12. Compound for its use according to any one of claims 1 to 9 or composition for its use according to claim 10 or 11, for preventing or treating tumorigenesis, leukemias, lymphomas, myeloproiiferative syndromes, skin cancer , lung cancer, pleural cancer, gastrointestinal cancer, pancreatic cancer, brain tumors, cervical cancer, ovarian cancer, liver cancer, ie bladder cancer, breast cancer, melanoma, colorectal cancer, endometrial carcinoma, salivary gland carcinoma, kidney cancer, head and neck cancer, prostate cancer, vulvar cancer, thyroid cancer or sarcomas.

13. Compound for its use according to any one of claims 1 to 9 or composition for its use according to claim 10 or 11, for preventing or treating a hematological malignancy chosen from ie non-Hodgkin's lymphoma, ie Hodgkin's lymphoma, myeloma, ie myeloid sarcoma and leukemias such as acute lymphoblastic leukemia (ALL), acute myeloid leukemia (AML), chronic lymphoid leukemia (CLL), or chronic myeloid leukemia (CML).

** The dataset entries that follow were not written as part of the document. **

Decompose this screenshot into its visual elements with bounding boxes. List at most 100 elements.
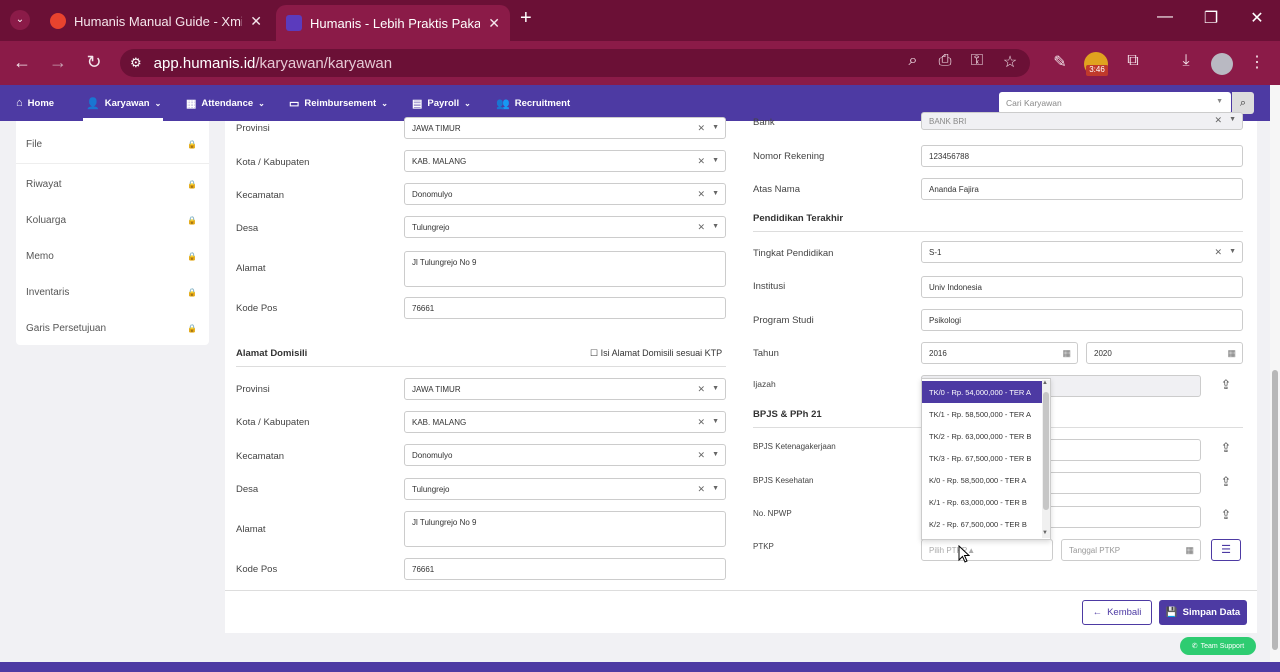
scroll-up-arrow-icon[interactable]: ▲: [1042, 380, 1048, 386]
clear-icon[interactable]: ✕: [697, 450, 705, 461]
dom-kecamatan-select[interactable]: Donomulyo ✕ ▼: [404, 444, 726, 466]
restore-icon[interactable]: ❐: [1196, 8, 1226, 28]
search-button[interactable]: ⌕: [1232, 92, 1254, 114]
tab-search-chevron-icon[interactable]: ⌄: [10, 10, 30, 30]
ptkp-option[interactable]: TK/0 - Rp. 54,000,000 - TER A: [922, 381, 1042, 403]
close-tab-icon[interactable]: ✕: [488, 15, 500, 32]
upload-bpjs-ketenagakerjaan-icon[interactable]: ⇪: [1216, 440, 1236, 456]
dom-kodepos-input[interactable]: 76661: [404, 558, 726, 580]
sidebar-item-keluarga[interactable]: Koluarga 🔒: [16, 202, 209, 238]
ptkp-option[interactable]: K/2 - Rp. 67,500,000 - TER B: [922, 513, 1042, 535]
browser-tab-humanis[interactable]: Humanis - Lebih Praktis Pakai H ✕: [276, 5, 510, 41]
clear-icon[interactable]: ✕: [697, 123, 705, 134]
nav-attendance[interactable]: ▦ Attendance ⌄: [180, 85, 271, 121]
team-support-button[interactable]: ✆ Team Support: [1180, 637, 1256, 655]
tahun-selesai-input[interactable]: 2020 ▦: [1086, 342, 1243, 364]
minimize-icon[interactable]: —: [1150, 8, 1180, 26]
tahun-mulai-input[interactable]: 2016 ▦: [921, 342, 1078, 364]
upload-npwp-icon[interactable]: ⇪: [1216, 507, 1236, 523]
xmind-favicon-icon: [50, 13, 66, 29]
clear-icon[interactable]: ✕: [697, 417, 705, 428]
nav-payroll[interactable]: ▤ Payroll ⌄: [406, 85, 477, 121]
ptkp-option[interactable]: TK/2 - Rp. 63,000,000 - TER B: [922, 425, 1042, 447]
input-value: 123456788: [929, 152, 970, 161]
sidebar-item-file[interactable]: File 🔒: [16, 126, 209, 162]
nav-karyawan[interactable]: 👤 Karyawan ⌄: [80, 85, 167, 121]
program-studi-input[interactable]: Psikologi: [921, 309, 1243, 331]
site-info-icon[interactable]: ⚙: [130, 55, 142, 71]
tanggal-ptkp-input[interactable]: Tanggal PTKP ▦: [1061, 539, 1201, 561]
upload-bpjs-kesehatan-icon[interactable]: ⇪: [1216, 474, 1236, 490]
tingkat-pendidikan-select[interactable]: S-1 ✕ ▼: [921, 241, 1243, 263]
bank-select[interactable]: BANK BRI ✕ ▼: [921, 112, 1243, 130]
upload-ijazah-icon[interactable]: ⇪: [1216, 377, 1236, 393]
extension-feather-icon[interactable]: ✎: [1047, 52, 1073, 72]
ptkp-select[interactable]: Pilih PTKP▲: [921, 539, 1053, 561]
browser-menu-icon[interactable]: ⋮: [1244, 52, 1270, 72]
input-value: Ananda Fajira: [929, 185, 979, 194]
nav-reimbursement[interactable]: ▭ Reimbursement ⌄: [283, 85, 394, 121]
close-tab-icon[interactable]: ✕: [250, 13, 262, 30]
new-tab-button[interactable]: +: [520, 7, 532, 30]
url-domain: app.humanis.id: [153, 54, 256, 72]
scroll-down-arrow-icon[interactable]: ▼: [1042, 530, 1048, 536]
close-window-icon[interactable]: ✕: [1242, 8, 1272, 28]
ptkp-option[interactable]: TK/1 - Rp. 58,500,000 - TER A: [922, 403, 1042, 425]
back-icon[interactable]: ←: [10, 52, 34, 73]
ptkp-option[interactable]: TK/3 - Rp. 67,500,000 - TER B: [922, 447, 1042, 469]
clear-icon[interactable]: ✕: [1214, 247, 1222, 258]
sidebar-item-memo[interactable]: Memo 🔒: [16, 238, 209, 274]
ptkp-option[interactable]: K/1 - Rp. 63,000,000 - TER B: [922, 491, 1042, 513]
sidebar-item-inventaris[interactable]: Inventaris 🔒: [16, 274, 209, 310]
sidebar-item-garis-persetujuan[interactable]: Garis Persetujuan 🔒: [16, 310, 209, 346]
forward-icon[interactable]: →: [46, 52, 70, 73]
ptkp-option[interactable]: K/0 - Rp. 58,500,000 - TER A: [922, 469, 1042, 491]
dom-kota-select[interactable]: KAB. MALANG ✕ ▼: [404, 411, 726, 433]
dom-alamat-textarea[interactable]: Jl Tulungrejo No 9: [404, 511, 726, 547]
sidebar-item-riwayat[interactable]: Riwayat 🔒: [16, 166, 209, 202]
nav-recruitment[interactable]: 👥 Recruitment: [490, 85, 576, 121]
ptkp-list-button[interactable]: ☰: [1211, 539, 1241, 561]
install-app-icon[interactable]: ⎙: [932, 52, 958, 70]
checkbox-icon[interactable]: ☐: [590, 348, 598, 358]
ktp-kota-select[interactable]: KAB. MALANG ✕ ▼: [404, 150, 726, 172]
save-button[interactable]: 💾 Simpan Data: [1159, 600, 1247, 625]
dom-provinsi-select[interactable]: JAWA TIMUR ✕ ▼: [404, 378, 726, 400]
clear-icon[interactable]: ✕: [697, 484, 705, 495]
nav-home[interactable]: ⌂ Home: [10, 85, 60, 121]
password-key-icon[interactable]: ⚿: [964, 52, 990, 70]
ktp-provinsi-select[interactable]: JAWA TIMUR ✕ ▼: [404, 117, 726, 139]
calendar-icon[interactable]: ▦: [1062, 348, 1071, 359]
clear-icon[interactable]: ✕: [697, 189, 705, 200]
reload-icon[interactable]: ↻: [82, 52, 106, 73]
ktp-kodepos-input[interactable]: 76661: [404, 297, 726, 319]
browser-tab-xmind[interactable]: Humanis Manual Guide - Xmind ✕: [40, 6, 272, 36]
address-bar[interactable]: ⚙ app.humanis.id/karyawan/karyawan: [120, 49, 1030, 77]
ktp-alamat-textarea[interactable]: Jl Tulungrejo No 9: [404, 251, 726, 287]
clear-icon[interactable]: ✕: [1214, 115, 1222, 126]
rekening-input[interactable]: 123456788: [921, 145, 1243, 167]
bookmark-star-icon[interactable]: ☆: [997, 52, 1023, 72]
institusi-input[interactable]: Univ Indonesia: [921, 276, 1243, 298]
field-label: Kota / Kabupaten: [236, 157, 310, 168]
atas-nama-input[interactable]: Ananda Fajira: [921, 178, 1243, 200]
field-label: Tingkat Pendidikan: [753, 248, 834, 259]
employee-search-select[interactable]: Cari Karyawan ▼: [999, 92, 1231, 114]
extensions-puzzle-icon[interactable]: ⧉: [1120, 52, 1146, 70]
dom-desa-select[interactable]: Tulungrejo ✕ ▼: [404, 478, 726, 500]
ktp-kecamatan-select[interactable]: Donomulyo ✕ ▼: [404, 183, 726, 205]
download-icon[interactable]: ⤓: [1173, 52, 1199, 70]
page-scrollbar-thumb[interactable]: [1272, 370, 1278, 650]
zoom-icon[interactable]: ⌕: [900, 52, 926, 70]
calendar-icon[interactable]: ▦: [1227, 348, 1236, 359]
clear-icon[interactable]: ✕: [697, 156, 705, 167]
ktp-desa-select[interactable]: Tulungrejo ✕ ▼: [404, 216, 726, 238]
profile-avatar[interactable]: [1211, 53, 1233, 75]
clear-icon[interactable]: ✕: [697, 384, 705, 395]
back-button[interactable]: ← Kembali: [1082, 600, 1152, 625]
dropdown-scrollbar-thumb[interactable]: [1043, 392, 1049, 510]
calendar-icon[interactable]: ▦: [1185, 545, 1194, 556]
same-as-ktp-checkbox[interactable]: ☐ Isi Alamat Domisili sesuai KTP: [590, 348, 722, 359]
clear-icon[interactable]: ✕: [697, 222, 705, 233]
footer-divider: [225, 590, 1257, 591]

14. Compound for its use according to any one of claims 1 to 9 or composition for its use according to claim 10 or 11, for preventing or treating a solid cancer chosen from cancers of the liver, pancreas, lungs, breast , prostate, kidney, head and neck, thyroid, colorectal, ie melanoma or chemoresistant cancers.